Figures seen by the BBC from tracking service Adeven indicate over two-thirds of apps in the store are barely ever installed by consumers.
However Apple has said that 90% of all apps in the marketplace - which is marking its five-year anniversary - are downloaded at least once a month.
Apple boss Tim Cook said the store had "fundamentally changed the world".
Speaking to app developers at the firm's recent developer's conference, the chief executive said: "Customers love the buying experience and they love your incredible apps. And they have now downloaded 50 billion apps.
"That's a lot of zeros and a truly staggering number."
But according to Adeven the size of the US firm's app store, which has about 900,000 products, has left many developers struggling to get noticed.

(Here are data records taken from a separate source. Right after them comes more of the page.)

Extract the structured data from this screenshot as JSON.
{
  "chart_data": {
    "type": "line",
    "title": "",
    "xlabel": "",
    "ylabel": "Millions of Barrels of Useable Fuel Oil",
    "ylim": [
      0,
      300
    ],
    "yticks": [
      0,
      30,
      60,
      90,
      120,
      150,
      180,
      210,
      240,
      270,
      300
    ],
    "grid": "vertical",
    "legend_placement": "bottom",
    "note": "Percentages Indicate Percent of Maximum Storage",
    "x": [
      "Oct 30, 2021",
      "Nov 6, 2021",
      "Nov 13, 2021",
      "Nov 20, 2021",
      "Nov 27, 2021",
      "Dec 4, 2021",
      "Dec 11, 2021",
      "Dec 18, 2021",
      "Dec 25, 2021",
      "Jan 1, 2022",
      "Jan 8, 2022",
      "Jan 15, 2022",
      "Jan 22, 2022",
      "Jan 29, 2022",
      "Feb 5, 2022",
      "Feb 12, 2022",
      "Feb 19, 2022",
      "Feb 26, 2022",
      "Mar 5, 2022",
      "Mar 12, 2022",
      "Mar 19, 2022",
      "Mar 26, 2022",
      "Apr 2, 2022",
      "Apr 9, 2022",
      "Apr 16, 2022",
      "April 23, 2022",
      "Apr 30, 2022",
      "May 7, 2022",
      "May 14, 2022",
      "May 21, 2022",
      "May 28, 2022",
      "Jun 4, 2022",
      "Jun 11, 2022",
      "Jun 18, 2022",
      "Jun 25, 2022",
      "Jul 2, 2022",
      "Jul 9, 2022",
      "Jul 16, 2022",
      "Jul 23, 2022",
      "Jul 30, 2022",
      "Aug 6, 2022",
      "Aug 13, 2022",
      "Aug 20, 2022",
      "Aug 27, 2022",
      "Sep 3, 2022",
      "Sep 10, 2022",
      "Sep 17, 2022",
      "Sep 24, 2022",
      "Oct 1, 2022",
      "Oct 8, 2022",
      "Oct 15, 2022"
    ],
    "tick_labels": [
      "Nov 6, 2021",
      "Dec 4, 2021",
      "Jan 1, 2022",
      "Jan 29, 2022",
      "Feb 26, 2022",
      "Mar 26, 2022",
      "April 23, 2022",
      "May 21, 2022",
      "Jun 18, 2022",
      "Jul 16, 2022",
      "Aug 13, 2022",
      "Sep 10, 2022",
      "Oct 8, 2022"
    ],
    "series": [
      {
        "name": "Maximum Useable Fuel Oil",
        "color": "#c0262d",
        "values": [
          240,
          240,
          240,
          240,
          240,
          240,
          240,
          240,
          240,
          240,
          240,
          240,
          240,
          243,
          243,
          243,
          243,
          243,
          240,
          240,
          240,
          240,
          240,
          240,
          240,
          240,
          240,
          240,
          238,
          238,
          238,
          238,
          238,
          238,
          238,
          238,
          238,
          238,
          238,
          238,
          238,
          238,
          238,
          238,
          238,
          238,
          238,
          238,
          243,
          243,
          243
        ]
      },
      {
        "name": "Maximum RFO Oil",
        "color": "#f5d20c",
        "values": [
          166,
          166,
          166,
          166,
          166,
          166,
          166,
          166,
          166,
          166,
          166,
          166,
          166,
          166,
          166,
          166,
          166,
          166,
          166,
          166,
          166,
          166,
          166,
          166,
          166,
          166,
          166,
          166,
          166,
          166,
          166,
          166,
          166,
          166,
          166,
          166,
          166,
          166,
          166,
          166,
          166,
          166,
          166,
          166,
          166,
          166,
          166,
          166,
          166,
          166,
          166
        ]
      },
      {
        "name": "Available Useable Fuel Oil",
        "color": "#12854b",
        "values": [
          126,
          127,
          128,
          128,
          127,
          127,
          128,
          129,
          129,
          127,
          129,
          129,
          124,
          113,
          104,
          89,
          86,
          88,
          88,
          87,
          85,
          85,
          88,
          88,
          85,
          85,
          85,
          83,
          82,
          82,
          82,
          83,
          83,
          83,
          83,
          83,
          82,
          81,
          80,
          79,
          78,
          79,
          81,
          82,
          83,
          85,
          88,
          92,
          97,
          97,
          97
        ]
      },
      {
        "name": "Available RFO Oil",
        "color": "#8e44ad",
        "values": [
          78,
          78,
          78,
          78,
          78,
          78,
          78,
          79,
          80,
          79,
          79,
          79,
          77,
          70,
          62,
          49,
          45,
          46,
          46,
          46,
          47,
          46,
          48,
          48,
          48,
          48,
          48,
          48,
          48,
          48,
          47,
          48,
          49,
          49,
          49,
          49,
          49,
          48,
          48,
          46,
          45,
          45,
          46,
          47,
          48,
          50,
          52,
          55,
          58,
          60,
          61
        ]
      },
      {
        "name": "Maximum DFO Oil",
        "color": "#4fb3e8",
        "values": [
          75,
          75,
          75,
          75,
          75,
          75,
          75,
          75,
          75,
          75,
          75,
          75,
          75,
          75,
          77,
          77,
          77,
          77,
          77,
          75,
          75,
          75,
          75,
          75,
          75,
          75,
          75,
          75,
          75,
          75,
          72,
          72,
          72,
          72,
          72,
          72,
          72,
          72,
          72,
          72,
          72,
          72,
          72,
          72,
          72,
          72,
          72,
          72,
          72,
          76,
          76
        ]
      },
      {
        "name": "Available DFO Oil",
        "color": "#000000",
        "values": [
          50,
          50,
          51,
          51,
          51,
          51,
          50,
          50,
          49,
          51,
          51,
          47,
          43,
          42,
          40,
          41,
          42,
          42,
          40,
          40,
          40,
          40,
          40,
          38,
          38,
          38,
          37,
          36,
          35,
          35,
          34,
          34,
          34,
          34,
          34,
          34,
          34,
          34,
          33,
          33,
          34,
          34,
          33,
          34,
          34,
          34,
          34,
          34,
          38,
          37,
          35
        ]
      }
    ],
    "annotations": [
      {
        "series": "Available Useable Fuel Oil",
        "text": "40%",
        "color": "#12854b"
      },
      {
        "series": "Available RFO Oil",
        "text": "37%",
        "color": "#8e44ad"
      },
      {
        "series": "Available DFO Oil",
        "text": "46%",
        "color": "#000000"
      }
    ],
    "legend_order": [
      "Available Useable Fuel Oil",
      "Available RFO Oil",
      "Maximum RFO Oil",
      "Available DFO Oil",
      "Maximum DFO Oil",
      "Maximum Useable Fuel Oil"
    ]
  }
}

"579,001 apps out of a total of 888,856 apps in our database are zombies," the analytics firm said.
It defines zombies as apps which never appear in any of the thousands of charts published by Apple which are tracked on a daily basis. These cover different categories, price and other criteria for each country's version of the store.

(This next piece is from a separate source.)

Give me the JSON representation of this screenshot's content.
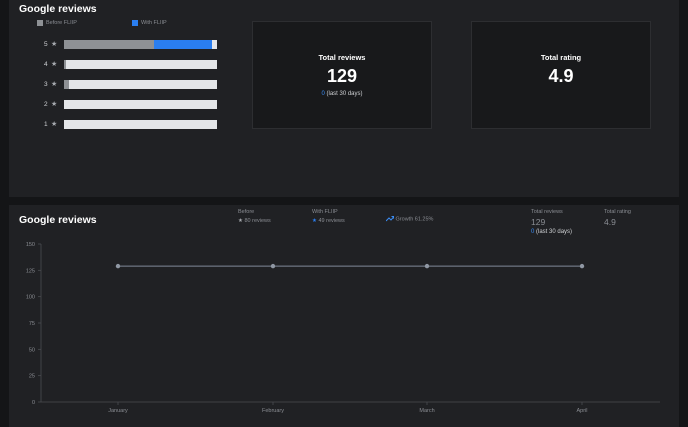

"We call the apps that hold no position anywhere in the world zombies because they do not generate a significant amount of downloads to sustain their further development," explained Paul Muller from Adeven.

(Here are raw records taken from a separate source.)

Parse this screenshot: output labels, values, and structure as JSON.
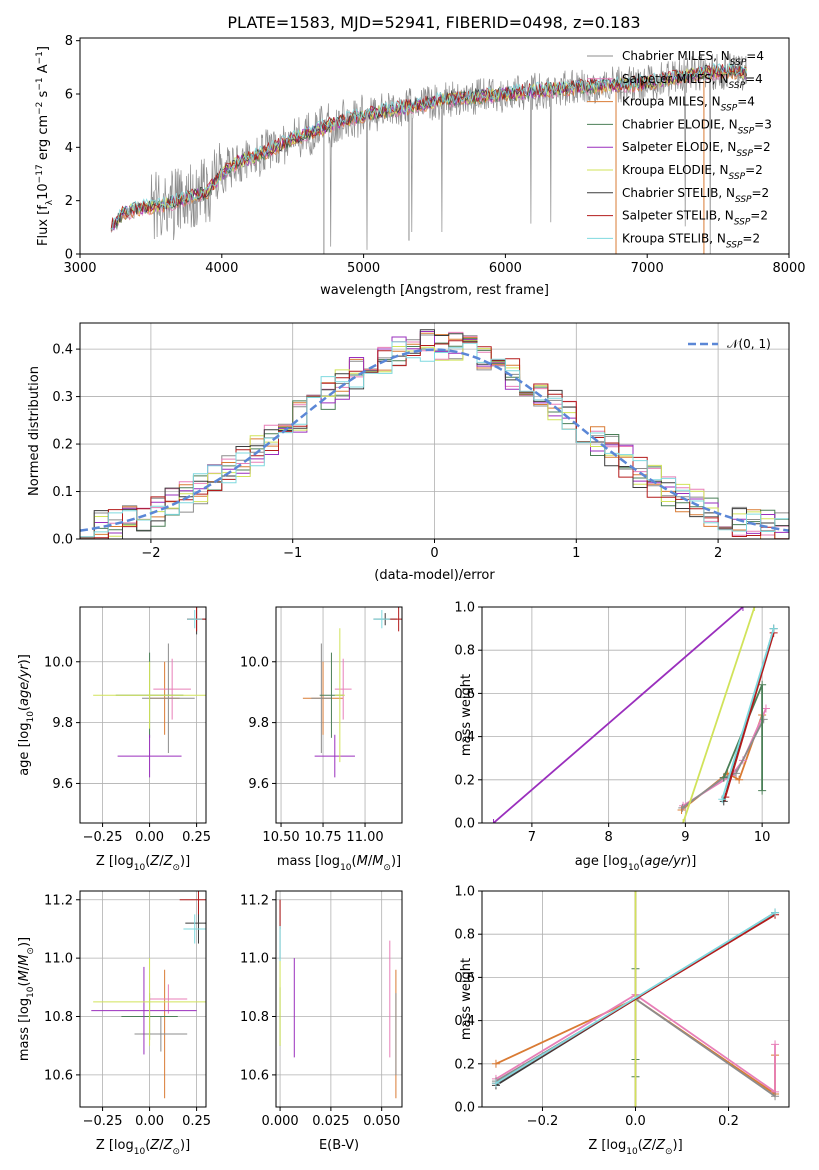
{
  "figure": {
    "title": "PLATE=1583, MJD=52941, FIBERID=0498, z=0.183"
  },
  "series_styles": [
    {
      "key": "chabrier_miles",
      "color": "#8c8c8c"
    },
    {
      "key": "salpeter_miles",
      "color": "#e87fb8"
    },
    {
      "key": "kroupa_miles",
      "color": "#d97b34"
    },
    {
      "key": "chabrier_elodie",
      "color": "#4b7f57"
    },
    {
      "key": "salpeter_elodie",
      "color": "#9a2fbd"
    },
    {
      "key": "kroupa_elodie",
      "color": "#d1e35a"
    },
    {
      "key": "chabrier_stelib",
      "color": "#3b3b3b"
    },
    {
      "key": "salpeter_stelib",
      "color": "#b31b1b"
    },
    {
      "key": "kroupa_stelib",
      "color": "#7fd9df"
    }
  ],
  "chart_data": [
    {
      "id": "spectrum",
      "type": "line",
      "xlabel": "wavelength [Angstrom, rest frame]",
      "ylabel": "Flux [f_λ 10^-17 erg cm^-2 s^-1 A^-1]",
      "xlim": [
        3000,
        8000
      ],
      "ylim": [
        0,
        8.1
      ],
      "xticks": [
        "3000",
        "4000",
        "5000",
        "6000",
        "7000",
        "8000"
      ],
      "yticks": [
        "0",
        "2",
        "4",
        "6",
        "8"
      ],
      "legend": [
        {
          "label": "Chabrier MILES, N",
          "sub": "SSP",
          "tail": "=4"
        },
        {
          "label": "Salpeter MILES, N",
          "sub": "SSP",
          "tail": "=4"
        },
        {
          "label": "Kroupa MILES, N",
          "sub": "SSP",
          "tail": "=4"
        },
        {
          "label": "Chabrier ELODIE, N",
          "sub": "SSP",
          "tail": "=3"
        },
        {
          "label": "Salpeter ELODIE, N",
          "sub": "SSP",
          "tail": "=2"
        },
        {
          "label": "Kroupa ELODIE, N",
          "sub": "SSP",
          "tail": "=2"
        },
        {
          "label": "Chabrier STELIB, N",
          "sub": "SSP",
          "tail": "=2"
        },
        {
          "label": "Salpeter STELIB, N",
          "sub": "SSP",
          "tail": "=2"
        },
        {
          "label": "Kroupa STELIB, N",
          "sub": "SSP",
          "tail": "=2"
        }
      ],
      "legend_position": "right",
      "model_continuum": [
        [
          3220,
          1.0
        ],
        [
          3300,
          1.5
        ],
        [
          3400,
          1.7
        ],
        [
          3500,
          1.75
        ],
        [
          3600,
          1.85
        ],
        [
          3700,
          2.0
        ],
        [
          3800,
          2.2
        ],
        [
          3900,
          2.3
        ],
        [
          4000,
          3.0
        ],
        [
          4100,
          3.4
        ],
        [
          4300,
          3.8
        ],
        [
          4500,
          4.3
        ],
        [
          4800,
          4.9
        ],
        [
          5000,
          5.2
        ],
        [
          5300,
          5.5
        ],
        [
          5600,
          5.8
        ],
        [
          6000,
          6.0
        ],
        [
          6400,
          6.2
        ],
        [
          6800,
          6.35
        ],
        [
          7000,
          6.4
        ],
        [
          7200,
          6.6
        ],
        [
          7400,
          6.8
        ],
        [
          7600,
          6.85
        ],
        [
          7700,
          6.8
        ]
      ]
    },
    {
      "id": "residual-histogram",
      "type": "line",
      "xlabel": "(data-model)/error",
      "ylabel": "Normed distribution",
      "xlim": [
        -2.5,
        2.5
      ],
      "ylim": [
        0,
        0.455
      ],
      "xticks": [
        "−2",
        "−1",
        "0",
        "1",
        "2"
      ],
      "yticks": [
        "0.0",
        "0.1",
        "0.2",
        "0.3",
        "0.4"
      ],
      "legend": [
        {
          "label": "𝒩(0, 1)"
        }
      ],
      "legend_position": "top-right",
      "gaussian": {
        "mean": 0,
        "sigma": 1,
        "color": "#5b87d6"
      }
    },
    {
      "id": "z-age",
      "type": "scatter",
      "xlabel": "Z [log10(Z/Z⊙)]",
      "ylabel": "age  [log10(age/yr)]",
      "xlim": [
        -0.37,
        0.3
      ],
      "ylim": [
        9.47,
        10.18
      ],
      "xticks": [
        "−0.25",
        "0.00",
        "0.25"
      ],
      "yticks": [
        "9.6",
        "9.8",
        "10.0"
      ],
      "points": [
        {
          "x": 0.08,
          "y": 9.88,
          "ex": 0.08,
          "ey": 0.12,
          "s": 2
        },
        {
          "x": 0.12,
          "y": 9.91,
          "ex": 0.1,
          "ey": 0.1,
          "s": 1
        },
        {
          "x": 0.1,
          "y": 9.88,
          "ex": 0.14,
          "ey": 0.18,
          "s": 0
        },
        {
          "x": 0.0,
          "y": 9.89,
          "ex": 0.18,
          "ey": 0.14,
          "s": 3
        },
        {
          "x": 0.0,
          "y": 9.69,
          "ex": 0.17,
          "ey": 0.07,
          "s": 4
        },
        {
          "x": 0.0,
          "y": 9.89,
          "ex": 0.3,
          "ey": 0.11,
          "s": 5
        },
        {
          "x": 0.25,
          "y": 10.14,
          "ex": 0.05,
          "ey": 0.05,
          "s": 6
        },
        {
          "x": 0.25,
          "y": 10.14,
          "ex": 0.05,
          "ey": 0.04,
          "s": 7
        },
        {
          "x": 0.24,
          "y": 10.14,
          "ex": 0.04,
          "ey": 0.03,
          "s": 8
        }
      ]
    },
    {
      "id": "mass-age",
      "type": "scatter",
      "xlabel": "mass [log10(M/M⊙)]",
      "ylabel": "",
      "xlim": [
        10.47,
        11.22
      ],
      "ylim": [
        9.47,
        10.18
      ],
      "xticks": [
        "10.50",
        "10.75",
        "11.00"
      ],
      "yticks": [
        "9.6",
        "9.8",
        "10.0"
      ],
      "points": [
        {
          "x": 10.75,
          "y": 9.88,
          "ex": 0.12,
          "ey": 0.12,
          "s": 2
        },
        {
          "x": 10.87,
          "y": 9.91,
          "ex": 0.05,
          "ey": 0.1,
          "s": 1
        },
        {
          "x": 10.74,
          "y": 9.88,
          "ex": 0.06,
          "ey": 0.18,
          "s": 0
        },
        {
          "x": 10.8,
          "y": 9.89,
          "ex": 0.07,
          "ey": 0.14,
          "s": 3
        },
        {
          "x": 10.82,
          "y": 9.69,
          "ex": 0.12,
          "ey": 0.07,
          "s": 4
        },
        {
          "x": 10.85,
          "y": 9.89,
          "ex": 0.03,
          "ey": 0.22,
          "s": 5
        },
        {
          "x": 11.12,
          "y": 10.14,
          "ex": 0.07,
          "ey": 0.02,
          "s": 6
        },
        {
          "x": 11.2,
          "y": 10.14,
          "ex": 0.06,
          "ey": 0.04,
          "s": 7
        },
        {
          "x": 11.1,
          "y": 10.14,
          "ex": 0.05,
          "ey": 0.03,
          "s": 8
        }
      ]
    },
    {
      "id": "age-massweight",
      "type": "line",
      "xlabel": "age  [log10(age/yr)]",
      "ylabel": "mass weight",
      "xlim": [
        6.35,
        10.35
      ],
      "ylim": [
        0,
        1.0
      ],
      "xticks": [
        "7",
        "8",
        "9",
        "10"
      ],
      "yticks": [
        "0.0",
        "0.2",
        "0.4",
        "0.6",
        "0.8",
        "1.0"
      ],
      "series": [
        {
          "s": 2,
          "x": [
            8.95,
            9.55,
            9.7,
            10.0
          ],
          "y": [
            0.06,
            0.23,
            0.2,
            0.5
          ]
        },
        {
          "s": 1,
          "x": [
            8.97,
            9.6,
            9.75,
            10.05
          ],
          "y": [
            0.08,
            0.22,
            0.29,
            0.53
          ]
        },
        {
          "s": 0,
          "x": [
            8.96,
            9.5,
            9.66,
            10.02
          ],
          "y": [
            0.07,
            0.21,
            0.23,
            0.48
          ]
        },
        {
          "s": 3,
          "x": [
            9.5,
            10.0,
            10.0
          ],
          "y": [
            0.21,
            0.64,
            0.15
          ]
        },
        {
          "s": 4,
          "x": [
            6.5,
            9.75
          ],
          "y": [
            0.0,
            1.0
          ]
        },
        {
          "s": 5,
          "x": [
            8.97,
            9.9
          ],
          "y": [
            0.0,
            1.0
          ]
        },
        {
          "s": 6,
          "x": [
            9.5,
            10.15
          ],
          "y": [
            0.1,
            0.9
          ]
        },
        {
          "s": 7,
          "x": [
            9.52,
            10.15
          ],
          "y": [
            0.12,
            0.88
          ]
        },
        {
          "s": 8,
          "x": [
            9.48,
            10.15
          ],
          "y": [
            0.11,
            0.9
          ]
        }
      ]
    },
    {
      "id": "z-mass",
      "type": "scatter",
      "xlabel": "Z [log10(Z/Z⊙)]",
      "ylabel": "mass [log10(M/M⊙)]",
      "xlim": [
        -0.37,
        0.3
      ],
      "ylim": [
        10.49,
        11.23
      ],
      "xticks": [
        "−0.25",
        "0.00",
        "0.25"
      ],
      "yticks": [
        "10.6",
        "10.8",
        "11.0",
        "11.2"
      ],
      "points": [
        {
          "x": 0.08,
          "y": 10.74,
          "ex": 0.11,
          "ey": 0.22,
          "s": 2
        },
        {
          "x": 0.1,
          "y": 10.86,
          "ex": 0.1,
          "ey": 0.05,
          "s": 1
        },
        {
          "x": 0.06,
          "y": 10.74,
          "ex": 0.14,
          "ey": 0.06,
          "s": 0
        },
        {
          "x": 0.0,
          "y": 10.8,
          "ex": 0.15,
          "ey": 0.08,
          "s": 3
        },
        {
          "x": -0.03,
          "y": 10.82,
          "ex": 0.28,
          "ey": 0.15,
          "s": 4
        },
        {
          "x": 0.0,
          "y": 10.85,
          "ex": 0.3,
          "ey": 0.15,
          "s": 5
        },
        {
          "x": 0.26,
          "y": 11.12,
          "ex": 0.07,
          "ey": 0.07,
          "s": 6
        },
        {
          "x": 0.26,
          "y": 11.2,
          "ex": 0.1,
          "ey": 0.05,
          "s": 7
        },
        {
          "x": 0.24,
          "y": 11.1,
          "ex": 0.06,
          "ey": 0.05,
          "s": 8
        }
      ]
    },
    {
      "id": "ebv-mass",
      "type": "scatter",
      "xlabel": "E(B-V)",
      "ylabel": "",
      "xlim": [
        -0.002,
        0.06
      ],
      "ylim": [
        10.49,
        11.23
      ],
      "xticks": [
        "0.000",
        "0.025",
        "0.050"
      ],
      "yticks": [
        "10.6",
        "10.8",
        "11.0",
        "11.2"
      ],
      "points": [
        {
          "x": 0.057,
          "y": 10.74,
          "ex": 0,
          "ey": 0.22,
          "s": 2
        },
        {
          "x": 0.054,
          "y": 10.86,
          "ex": 0,
          "ey": 0.2,
          "s": 1
        },
        {
          "x": 0.057,
          "y": 10.74,
          "ex": 0,
          "ey": 0.14,
          "s": 0
        },
        {
          "x": 0.0,
          "y": 10.8,
          "ex": 0,
          "ey": 0.1,
          "s": 3
        },
        {
          "x": 0.007,
          "y": 10.83,
          "ex": 0,
          "ey": 0.17,
          "s": 4
        },
        {
          "x": 0.0,
          "y": 10.85,
          "ex": 0,
          "ey": 0.15,
          "s": 5
        },
        {
          "x": 0.0,
          "y": 11.1,
          "ex": 0,
          "ey": 0.1,
          "s": 6
        },
        {
          "x": 0.0,
          "y": 11.15,
          "ex": 0,
          "ey": 0.05,
          "s": 7
        },
        {
          "x": 0.0,
          "y": 11.05,
          "ex": 0,
          "ey": 0.06,
          "s": 8
        }
      ]
    },
    {
      "id": "z-massweight",
      "type": "line",
      "xlabel": "Z [log10(Z/Z⊙)]",
      "ylabel": "mass weight",
      "xlim": [
        -0.33,
        0.33
      ],
      "ylim": [
        0,
        1.0
      ],
      "xticks": [
        "−0.2",
        "0.0",
        "0.2"
      ],
      "yticks": [
        "0.0",
        "0.2",
        "0.4",
        "0.6",
        "0.8",
        "1.0"
      ],
      "series": [
        {
          "s": 2,
          "x": [
            -0.3,
            0.0,
            0.3,
            0.3
          ],
          "y": [
            0.2,
            0.5,
            0.06,
            0.24
          ]
        },
        {
          "s": 1,
          "x": [
            -0.3,
            0.0,
            0.3,
            0.3
          ],
          "y": [
            0.13,
            0.52,
            0.07,
            0.29
          ]
        },
        {
          "s": 0,
          "x": [
            -0.3,
            0.0,
            0.3
          ],
          "y": [
            0.12,
            0.5,
            0.05
          ]
        },
        {
          "s": 3,
          "x": [
            0.0,
            0.0,
            0.0
          ],
          "y": [
            0.14,
            0.22,
            0.64
          ]
        },
        {
          "s": 4,
          "x": [
            0.0,
            0.0
          ],
          "y": [
            0.0,
            1.0
          ]
        },
        {
          "s": 5,
          "x": [
            0.0,
            0.0
          ],
          "y": [
            0.0,
            1.0
          ]
        },
        {
          "s": 6,
          "x": [
            -0.3,
            0.3
          ],
          "y": [
            0.1,
            0.9
          ]
        },
        {
          "s": 7,
          "x": [
            -0.3,
            0.3
          ],
          "y": [
            0.11,
            0.89
          ]
        },
        {
          "s": 8,
          "x": [
            -0.3,
            0.3
          ],
          "y": [
            0.11,
            0.9
          ]
        }
      ]
    }
  ]
}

"We can't say exactly how many downloads they have - Apple doesn't reveal this - but it is very small.
"They may still receive a couple of downloads every day - maybe even up to 100 or so - but that is not going to be enough for a developer to capitalise on or draw motivation from to support the app."
Adeven's research follows on from another survey conducted by Pew Research Center's Internet & American Life Project.
It indicated that some 68% of smartphone owners used five or fewer apps on a weekly basis, with many of their other "impulse" buys losing their appeal almost instantly.
App developer Malcolm Barclay told the BBC that the amount of "zombie" apps was not a surprise - but argued that there was "safety in numbers".
"There's a lot of apps in the store that are not downloaded for good reason, they're awful.
"It's about making yourself attractive. If you have an attractive application that does what it sets out to do, Apple will help it get noticed."
Paolo Pescatore, director of apps and media at CCS Insight, said developers faced visibility issues across all platforms, not just with Apple's store.
"We track the top apps being downloaded from all the major app stores and it's always the same names.
"We very rarely see new players breaking through. They face a monumental challenge."
Zombies aside, the launch of the App Store in 2008 is widely regarded as a game-changing moment for how we consume technology.
It has inspired other companies to follow suit, with Google, Microsoft and Blackberry among those to have launched their own stores.
Apple says it has paid out $10bn (£7bn) to app developers - three times more, it boasts, than all the other app stores combined.
The "app economy", as it has become known, has also been responsible for disrupting the video games industry.
Companies such as EA have shifted to offering downloads of many of their titles for free, and make money through in-app sales of power-ups and other add-ons.
Those that do charge an upfront fee are still relatively cheap.
In particular, the popularity of Rovio's Angry Birds - which has made millions through franchising and merchandise sales - has made some games publishers consider if the established model of charging £30 or more for console and PC titles could become a thing of the past.
Even so, the development has not been without controversy.
Apple, which takes a 30% cut of all sales through its online marketplace, was recently forced to offer refunds to parents who had found themselves facing unexpected bills as a result of in-app purchases by their children.